|GROSS, CHRISTOPH - Natural Resources Conservation Service (NRCS, USDA)|
|SHAFFER, MARVIN - Retired ARS Employee|
|GASSELING, DOUGLAS - Retired Non ARS Employee|
|BUNCH, THEODIS - Natural Resources Conservation Service (NRCS, USDA)|
|FRY, ROBERT - Natural Resources Conservation Service (NRCS, USDA)|
Submitted to: Soil and Water Conservation Society
Publication Type: Book / Chapter
Publication Acceptance Date: 8/24/2010
Publication Date: 12/10/2010
Citation: Gross, C., Delgado, J.A., Shaffer, M., Gasseling, D., Bunch, T., Fry, R. 2010. Chapter 15. A tiered approach to nitrogen management: A USDA perspective. p. 410-424. In Delgado, J.A. and R.F. Follett (eds) Advances in Nitrogen Management for Water Quality. SWCS, Ankeny, IA.
Interpretive Summary: Computer simulation models are very useful tools for: • assessing the potential for farm management practices to impact natural resources; • quantifying the potential for conservation practices to prevent or mitigate those impacts; and • targeting conservation practice application to the most vulnerable acres in order to prevent nutrient losses to the environment. The NRCS continues to use computer simulation models such as NLEAP-GIS, APEX, and NTT technologies to help assess and protect natural resources for a healthier environment. Tier One risk analysis tools such as the Nitrogen Index are being developed as field-based or first level tools that can consistently and systematically assess nitrogen status across various landscapes and cropping systems. Continued development and use of Tier One technology tools, coupled with the scientific underpinnings of computer simulation models such as NLEAP and APEX for verification, will be instrumental to applying sound nutrient management strategies with NRCS conservation planning technical assistance and conservation programs.
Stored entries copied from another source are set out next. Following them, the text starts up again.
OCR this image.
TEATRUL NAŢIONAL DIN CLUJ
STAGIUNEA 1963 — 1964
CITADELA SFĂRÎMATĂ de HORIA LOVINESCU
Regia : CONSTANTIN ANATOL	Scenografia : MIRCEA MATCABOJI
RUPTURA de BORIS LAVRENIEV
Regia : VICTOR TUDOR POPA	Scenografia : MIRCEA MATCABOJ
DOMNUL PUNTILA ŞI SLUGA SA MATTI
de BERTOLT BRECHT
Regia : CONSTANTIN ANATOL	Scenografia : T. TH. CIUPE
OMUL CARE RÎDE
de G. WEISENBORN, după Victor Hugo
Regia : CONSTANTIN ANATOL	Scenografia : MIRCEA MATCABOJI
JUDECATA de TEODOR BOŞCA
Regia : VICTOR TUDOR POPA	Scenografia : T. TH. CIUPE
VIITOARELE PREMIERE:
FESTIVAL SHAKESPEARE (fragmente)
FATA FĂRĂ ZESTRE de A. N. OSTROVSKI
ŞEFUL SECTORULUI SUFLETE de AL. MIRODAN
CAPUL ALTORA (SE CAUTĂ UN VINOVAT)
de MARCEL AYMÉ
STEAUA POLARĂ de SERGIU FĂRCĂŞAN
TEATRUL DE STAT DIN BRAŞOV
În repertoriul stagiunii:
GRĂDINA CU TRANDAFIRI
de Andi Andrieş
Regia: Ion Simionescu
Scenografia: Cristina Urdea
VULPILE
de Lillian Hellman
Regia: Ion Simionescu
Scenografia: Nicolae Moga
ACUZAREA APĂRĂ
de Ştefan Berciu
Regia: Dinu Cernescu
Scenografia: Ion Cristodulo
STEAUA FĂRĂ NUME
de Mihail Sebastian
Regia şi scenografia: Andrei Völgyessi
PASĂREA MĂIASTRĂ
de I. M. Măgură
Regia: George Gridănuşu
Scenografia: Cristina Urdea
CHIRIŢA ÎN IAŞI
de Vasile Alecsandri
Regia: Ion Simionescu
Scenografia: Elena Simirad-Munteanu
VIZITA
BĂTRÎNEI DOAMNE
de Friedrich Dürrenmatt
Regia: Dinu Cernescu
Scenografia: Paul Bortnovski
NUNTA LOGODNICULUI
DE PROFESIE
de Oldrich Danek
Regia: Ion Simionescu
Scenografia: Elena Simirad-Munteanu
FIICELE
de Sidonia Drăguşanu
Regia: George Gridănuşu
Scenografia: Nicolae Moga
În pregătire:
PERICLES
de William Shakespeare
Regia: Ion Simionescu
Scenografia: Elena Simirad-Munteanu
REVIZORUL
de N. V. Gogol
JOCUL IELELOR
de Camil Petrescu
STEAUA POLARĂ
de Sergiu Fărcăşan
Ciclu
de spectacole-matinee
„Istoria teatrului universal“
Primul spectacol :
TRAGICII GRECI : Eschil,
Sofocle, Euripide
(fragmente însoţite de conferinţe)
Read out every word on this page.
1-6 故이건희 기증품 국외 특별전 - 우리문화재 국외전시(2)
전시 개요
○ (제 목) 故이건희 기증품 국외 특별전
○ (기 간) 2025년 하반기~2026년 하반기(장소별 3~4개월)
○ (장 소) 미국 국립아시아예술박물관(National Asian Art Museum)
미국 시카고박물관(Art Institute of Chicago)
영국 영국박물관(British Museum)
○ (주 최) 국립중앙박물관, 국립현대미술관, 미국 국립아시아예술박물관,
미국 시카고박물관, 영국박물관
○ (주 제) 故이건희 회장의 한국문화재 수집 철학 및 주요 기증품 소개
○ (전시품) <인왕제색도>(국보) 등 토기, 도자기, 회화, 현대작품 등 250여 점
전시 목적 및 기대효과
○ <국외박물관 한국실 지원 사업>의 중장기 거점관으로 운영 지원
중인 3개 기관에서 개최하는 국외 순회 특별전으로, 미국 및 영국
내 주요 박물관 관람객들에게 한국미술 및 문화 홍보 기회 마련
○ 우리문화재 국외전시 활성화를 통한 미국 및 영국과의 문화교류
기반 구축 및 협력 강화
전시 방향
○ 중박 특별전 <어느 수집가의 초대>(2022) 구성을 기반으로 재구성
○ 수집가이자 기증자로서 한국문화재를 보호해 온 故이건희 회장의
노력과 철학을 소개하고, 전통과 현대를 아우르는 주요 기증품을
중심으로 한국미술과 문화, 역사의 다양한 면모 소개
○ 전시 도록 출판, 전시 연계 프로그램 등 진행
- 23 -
Technical Abstract: The USDA Natural Resources Conservation Service (NRCS) has developed policy and conservation practice standards for planning and implementing nutrient management as part of an overall conservation plan that addresses soil conservation including soil, water, air, plant and animal natural resource concerns. The nutrient management planning component of a conservation plan includes the rate, timing, form, and method of application of all forms of nutrients to specific fields. Over eight million acres of cropland and grazing land undergo nutrient management planning annually in the U.S.A. The planning process involves working with landowner objectives and resources to develop the proper rate, timing, form, and method of application of nutrients for their climate and cropping system based on land-grant university nutrient recommendations and soil and tissue testing. Environmental risk analysis tools can play an important role in nutrient management planning. A tiered approach utilizing quick and easy Tier One tools when they are adequate, followed by the use of more precise Tier Two and Tier Three tools when necessary, is an efficient way to address the environmental risks of nitrogen losses in the conservation planning process. With input from the landowner, a Tier One tool such as the Nitrogen Index (Delgado et al., 2006a; 2008) or a Tier Two tool such as the Nitrogen Losses and Environmental Assessment Package with GIS capabilities (NLEAP-GIS) (Shaffer et al., 2010; Delgado et al., 2010) can be used to analyze the risk of nitrogen loss and predict nitrogen use efficiency. These tools can help assess the impact of irrigation practices, timing of nutrient applications, form of nitrogen being applied, and the placement of the nutrients on the field. Planning scenarios can then be adjusted using adaptive management techniques to maximize nitrogen use efficiency.